What is web rendering? It is a process of generating HTML output which is ready to be rendered by web browser and viewable by user, this process can happen anywhere and anytime depending on your strategy.
There are couple strategies to pick where and when for rendering like server-side rendering (SSR), client-side rendering (CSR), static rendering, prerendering, and universal rendering.
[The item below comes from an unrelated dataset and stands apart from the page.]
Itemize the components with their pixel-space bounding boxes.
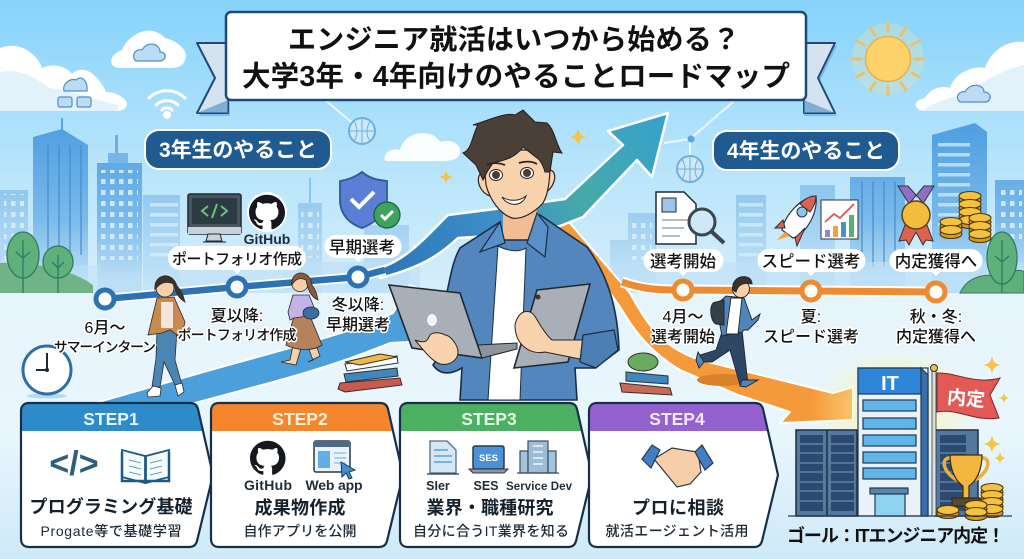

Whenever user opens a website, the browser makes multiple requests to your server to get the content including HTML, CSS, JavaScript and other file assets. Whether the initial HTML page is fully viewable or blank, the user has to wait until client-side JavaScript is executed and event handlers have been attached to interact with the website.
Server-Side Rendering means generating the viewable HTML for a page on the server in response to navigation. This avoids additional round-trips for data fetching and templating on the client, since it’s handled before the browser gets a response.
Client-side rendering means rendering pages directly in the browser using JavaScript. All logic, data fetching, templating and routing are handled on the client rather than the server.
Prerendering means you put a renderer between your server and user browser to pre-render a client-side application to capture its initial state as static HTML.
Static rendering means producing a separate HTML file for each URL ahead of time at build time, can be deployed to multiple CDNs to take advantage of edge-caching, are interactive without the need to execute much client-side JS.
Universal Rendering combines SSR and CSR via rehydration — data used for rendering on server also sent to browser to fully bootstrap JavaScript framework. Often referred to as Universal Rendering or SSR rehydration, this approach attempts to smooth over the trade-offs between Client-Side Rendering and Server Rendering by doing both.
Your chosen strategy can be pure or hybrid. This is a difficult decision to make and will put great impact on following dimensions:
Check out this post rendering on the web which has a handy infographic showing the server-client spectrum.
Above strategies are slightly different and has their pros and cons, before picking the one for your next project, answer following questions:
How desperately do you need SEO and sharing previews? Crawlers will struggle to understand your sites if meta tags and content dynamically generated from asynchronous JavaScript. Any strategies send fully viewable HTML on initial load will perform well on SEO and social.
How wide is spectrum of supported devices? JavaScript is expensive to process, any strategies scale by JavaScript size will struggle to run fast on slow devices. When you’re using a JavaScript on client side, even you can achieve perceived performance on fast contentful but still have to wait virtual DOM fully booted to interact.
Is your site highly interactive, dynamic or static content, private or public? SSR requires full page reloads so not good for interactivity, static rendering needs to rebuild every time content changes. If you are building an internal dashboard where an extra few hundred milliseconds on initial load doesn’t matter that much.
Can you tolerate high server cost? server-side and universal rendering requires web server to run and will consume a lot resources, client-side and static rendering can be deployed anywhere.
Who are you? server-side and universal rendering require steep learning curve because you have to worry both server and client at the same time. Are you willing to switch solution stacks over time?
There is a longstanding debate over the correct applications of server rendering versus client-side rendering, but it’s important to remember that you can opt to use server rendering for some pages and not others. Some sites have adopted hybrid rendering techniques with success.
There is no silver bullet solution to web rendering, keep learning and don’t afraid to pivot some strategies to see what works for you and what doesn’t.